When tackling an absolute value equation, it's important to understand that the absolute value represents the distance a number is from zero on a number line. In the case of our exercise, this means we are looking at the equation \(0 = |2z - 3|\). Here, the absolute value is zero, which implies that the expression inside the absolute value, \(2z - 3\), must also be zero. This is because zero is a unique case where there is no positive or negative scope, only the neutral middle point.

To approach such equations, follow these steps:

• Identify the expression inside the absolute value.
• Set the expression equal to zero since the outer value is zero.
• Solve the equation as you would any linear equation to find the variable's value.

Recognizing that the absolute value is zero streamlines our solution process by reducing it to solving the internal expression for zero.

Algebraic manipulation is a crucial skill in solving equations, and it involves rearranging and altering equations to isolate the variable of interest—in this case, \(z\).
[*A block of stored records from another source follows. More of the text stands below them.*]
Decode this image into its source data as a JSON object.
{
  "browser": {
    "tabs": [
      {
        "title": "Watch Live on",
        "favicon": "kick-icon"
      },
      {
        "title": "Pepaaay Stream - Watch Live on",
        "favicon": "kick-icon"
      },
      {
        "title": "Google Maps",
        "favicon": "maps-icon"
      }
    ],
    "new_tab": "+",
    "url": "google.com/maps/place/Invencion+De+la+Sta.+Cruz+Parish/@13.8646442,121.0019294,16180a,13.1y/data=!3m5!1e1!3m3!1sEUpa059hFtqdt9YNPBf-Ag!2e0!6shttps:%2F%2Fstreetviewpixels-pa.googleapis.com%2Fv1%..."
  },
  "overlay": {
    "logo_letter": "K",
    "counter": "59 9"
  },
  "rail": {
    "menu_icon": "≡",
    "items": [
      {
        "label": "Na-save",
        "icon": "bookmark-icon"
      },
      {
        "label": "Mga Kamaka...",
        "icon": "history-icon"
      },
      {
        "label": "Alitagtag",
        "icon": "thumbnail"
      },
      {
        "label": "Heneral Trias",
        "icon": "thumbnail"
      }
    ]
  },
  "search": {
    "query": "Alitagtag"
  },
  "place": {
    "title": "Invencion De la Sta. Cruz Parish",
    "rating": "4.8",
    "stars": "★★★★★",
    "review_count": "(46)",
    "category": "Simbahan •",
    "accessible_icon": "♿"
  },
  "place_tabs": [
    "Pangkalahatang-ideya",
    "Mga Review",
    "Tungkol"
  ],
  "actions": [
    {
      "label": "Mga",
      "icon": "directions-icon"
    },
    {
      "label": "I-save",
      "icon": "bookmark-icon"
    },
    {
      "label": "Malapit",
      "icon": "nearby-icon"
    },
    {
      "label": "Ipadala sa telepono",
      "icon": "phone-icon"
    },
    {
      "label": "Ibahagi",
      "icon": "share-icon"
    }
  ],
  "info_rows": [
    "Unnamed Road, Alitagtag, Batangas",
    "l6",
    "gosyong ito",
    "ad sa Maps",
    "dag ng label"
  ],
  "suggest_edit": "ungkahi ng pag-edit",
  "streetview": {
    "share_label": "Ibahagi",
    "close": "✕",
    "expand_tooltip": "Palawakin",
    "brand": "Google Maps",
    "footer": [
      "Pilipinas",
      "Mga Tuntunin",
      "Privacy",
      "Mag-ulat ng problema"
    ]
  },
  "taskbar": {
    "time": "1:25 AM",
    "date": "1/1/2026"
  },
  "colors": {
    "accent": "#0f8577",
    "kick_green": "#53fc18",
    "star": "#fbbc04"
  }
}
For the equation \(2z - 3 = 0\), we need to get \(z\) by itself. We can achieve this through two main steps:

• Add or subtract terms to both sides of the equation to simplify it. Here, adding 3 makes the equation \(2z = 3\).
• Divide both sides of the equation by the coefficient of the variable to isolate it. Dividing by 2 results in \(z = \frac{3}{2}\).
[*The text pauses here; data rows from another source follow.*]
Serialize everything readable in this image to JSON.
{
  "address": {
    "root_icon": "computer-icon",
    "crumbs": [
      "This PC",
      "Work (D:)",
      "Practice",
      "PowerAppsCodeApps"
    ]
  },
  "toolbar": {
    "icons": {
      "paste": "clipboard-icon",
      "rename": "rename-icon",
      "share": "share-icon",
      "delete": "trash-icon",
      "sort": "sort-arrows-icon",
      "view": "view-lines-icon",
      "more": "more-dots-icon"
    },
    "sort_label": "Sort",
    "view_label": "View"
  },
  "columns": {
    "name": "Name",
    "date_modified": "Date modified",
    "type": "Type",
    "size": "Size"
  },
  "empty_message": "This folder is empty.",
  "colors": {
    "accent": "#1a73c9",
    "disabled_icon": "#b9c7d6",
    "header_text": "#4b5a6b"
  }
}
This straightforward manipulation ensures that the variable is isolated, providing a clear solution that can later be verified.

After calculating a solution for an equation, it's vital to verify that the solution is correct and satisfies the original equation. Checking solutions helps confirm that calculations were accurate and that the equation was properly manipulated.

To check the solution of \(z = \frac{3}{2}\), substitute this value back into the original equation:\

• Replace \(z\) with \(\frac{3}{2}\) in the expression \(2z - 3\).
• Calculate \(|2(\frac{3}{2}) - 3| = |3 - 3| = |0| = 0\).

Since the absolute value simplifies back down to zero, which matches the left side of the original equation \(0 = |2z - 3|\), we can be confident that \(z = \frac{3}{2}\) is indeed the correct solution. This step reinforces the understanding of both the algebraic process and the properties of absolute value.